En octubre de 1845, la sensación general era que el reconocimiento de la anexión de Texas a Estados Unidos no era deseable. No obstante, en esta situación crítica, la administración del presidente Herrera, independientemente de las restricciones legales y políticas, se mantuvo abierta a una solución negociada, lo que significaba la aceptación de la anexión de Texas. Por lo tanto, al gobierno estadounidense se le informó que México aceptaría recibir a un "comisionado" con plenas facultades para negociar el problema de Texas. La opinión pública mexicana en general rechazó esta aproximación y continuó exigiendo una acción inmediata en contra de Texas. Cuando la misión del diplomático estadounidense John Slidell fue rechazada por los gobiernos mexicanos de José Joaquín de Herrera y Mariano Paredes y Arrillaga, y se conocieron los términos de las instrucciones de Slidell, la mayoría de los mexicanos creían que el principal objetivo de la misión había sido "tender una trampa burda con un ultrajante propósito maquiavélico" ("La cuestión del día", El Tiempo, México, 5 de abril de 1846, pág. 1).

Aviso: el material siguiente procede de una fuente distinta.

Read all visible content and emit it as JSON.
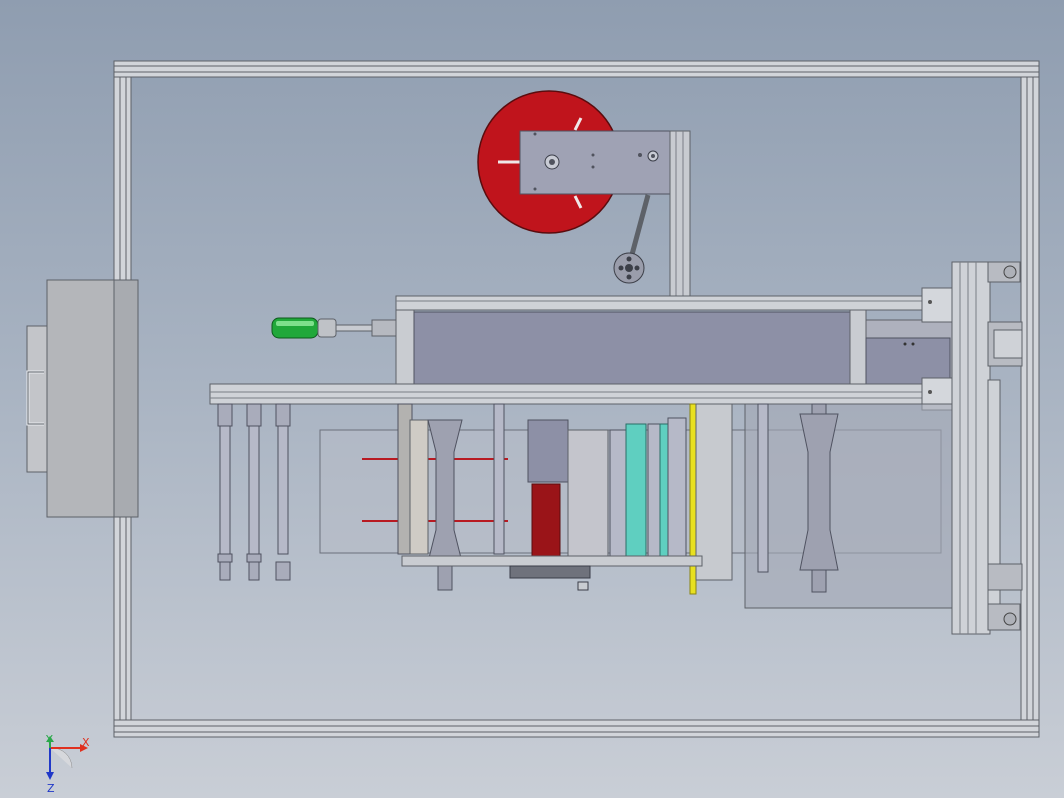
{
  "triad": {
    "x_label": "X",
    "y_label": "Y",
    "z_label": "Z",
    "x_color": "#e0301e",
    "y_color": "#2aa84a",
    "z_color": "#2038c8"
  },
  "colors": {
    "frame": "#c9ccd1",
    "frame_edge": "#6a6e76",
    "panel": "#8d90a6",
    "reel": "#c0141c",
    "handle_grip": "#20a83a",
    "cyan_roller": "#5fcfc0",
    "yellow_strip": "#e8e020",
    "red_block": "#9a1418"
  },
  "icons": [
    "triad-axis-icon"
  ]
}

En abril de 1846, cuando las fuerzas estadounidenses al mando del general Zachary Taylor avanzaban hacia el río Bravo, el público mexicano, seguro de que Estados Unidos estaba pronto a iniciar una guerra para despojar a México de sus provincias del norte, demandó una acción militar inmediata para evitarlo. El énfasis estaba en detener el avance estadounidense en el territorio comprendido entre el río Nueces y el río Bravo. La opinión pública mexicana siempre hizo hincapié en la necesidad de defender la integridad territorial, primero en el caso de la anexión de Texas y más tarde en la invasión estadounidense al territorio mexicano. En realidad México nunca le declaró la guerra a Estados Unidos. Cuando se supo en México que el presidente estadounidense James K. Polk había solicitado y recibido una declaración de guerra del Congreso, la opinión de los mexicanos era que la verdadera intención del gobierno estadounidense no era defender una cuestionable reivindicación territorial ni compensar supuestos agravios, como había manifestado, sino tomar posesión del territorio que legítimamente pertenecía a México. Como lo manifestó el periódico El Tiempo: "La conducta del gobierno estadounidense es similar a la del bandido con el viajero", y al enfrentarse con ese peligro la postura de México no podía ser otra que la de defenderse.